On Fri, 17 Mar 2000, Lars Marowsky-Bree wrote:
> This only protects the LVS system from running out of memory by randomly
> dropping connections. This does NOT protect a real server from being SYN
> flooded.
>
> Of course, if you distribute the incoming connections to 10 servers, this
> makes it ten times as hard to SYN flood that system, but still.
This as well.
> > as well as the linux firewall
> > doing the randomization of Packet Sequence Numbers.
>
> No. Unless you mean what happens with masquerading, but that is a side effect.
For a NAT style server group. Meaningless anyway if the
backend is Linux, as it has its own SYN protection.
> > There is another option with Linux however. The QoS system
> > can be used to control *any* IP packets. It is fairly simple to limit
> > SYN rates on a site wide or per server bases. Even per server per
> > service.
>
> Then you are _rate limiting_. This is different from a SYN protection like PIX
> does.
Listen to the whole solution. Running sanity rate limits,
combined with proper servers.
> > End all, systems like the PIX suck, they cause a double action for
> > every connection, form a wonderful SPOF,
>
> Thats why you have two of those in a failover configuration, as with any
> firewall.
But IIRC, even with 2 in a failover system, should one die,
the other can take over, but all current connections are lost.

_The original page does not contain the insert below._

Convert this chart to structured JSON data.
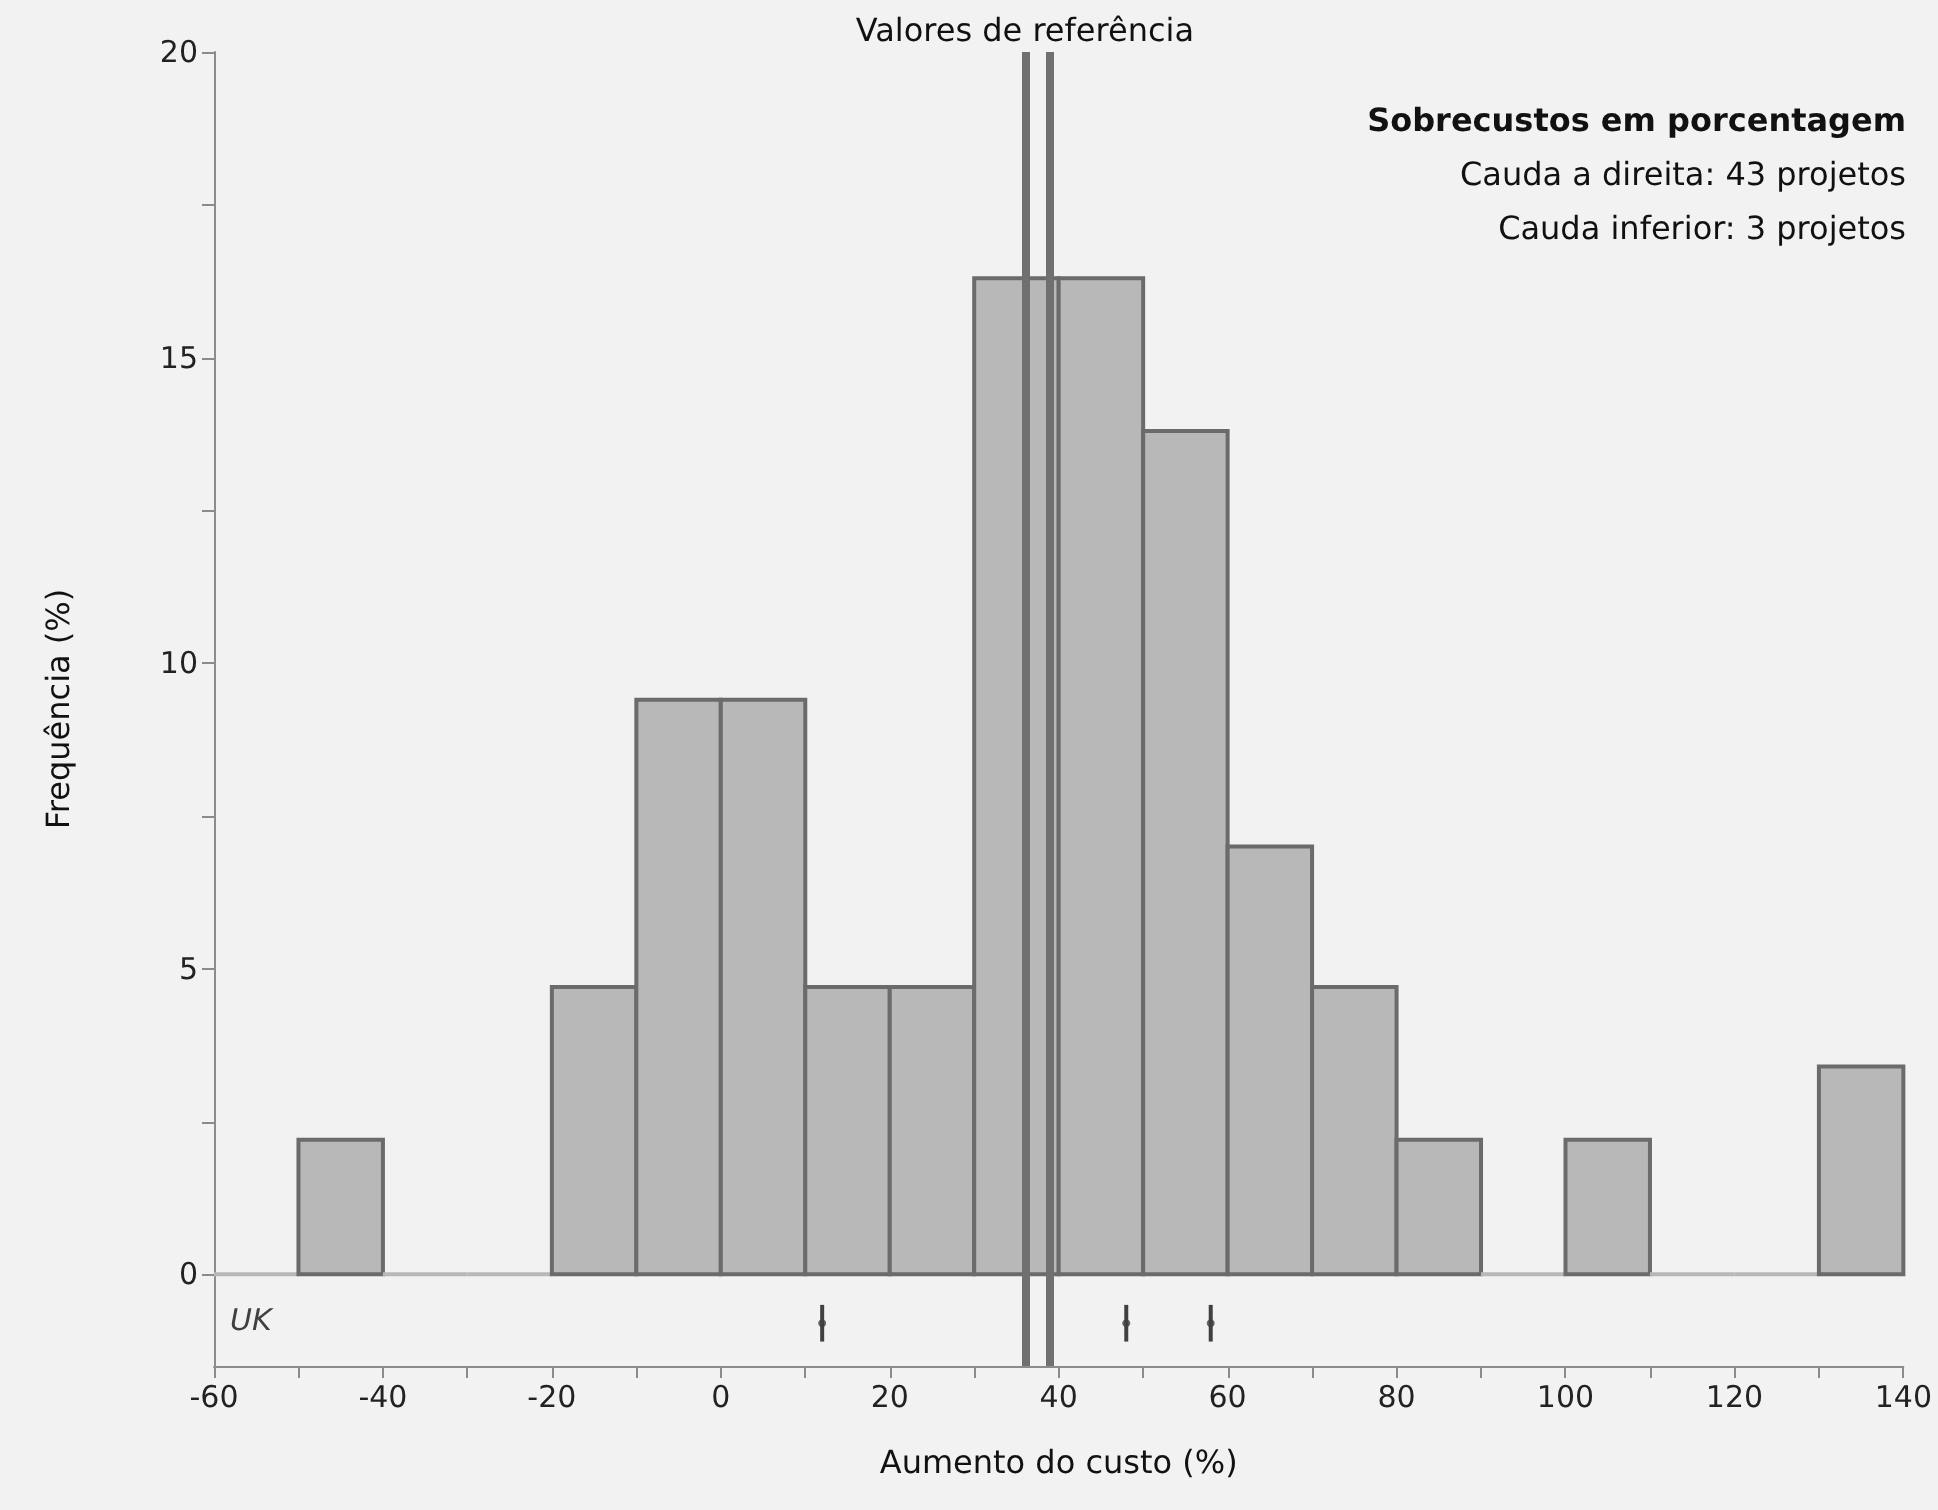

> > and may screw things with
> > interesting IP stacks (they *MUST* be the entry/exit for that
> > network...).
>
> As any other firewall.
Depends on the firewall type, a paranoid filtering firewall
pair *can* handle asymetric paths/etc, and multiple entry/exit points,
a PIX group cannot.
---
As folks might have suspected, not much survives except roaches,
and they don't carry large enough packets fast enough...
--About the Internet and nuclear war.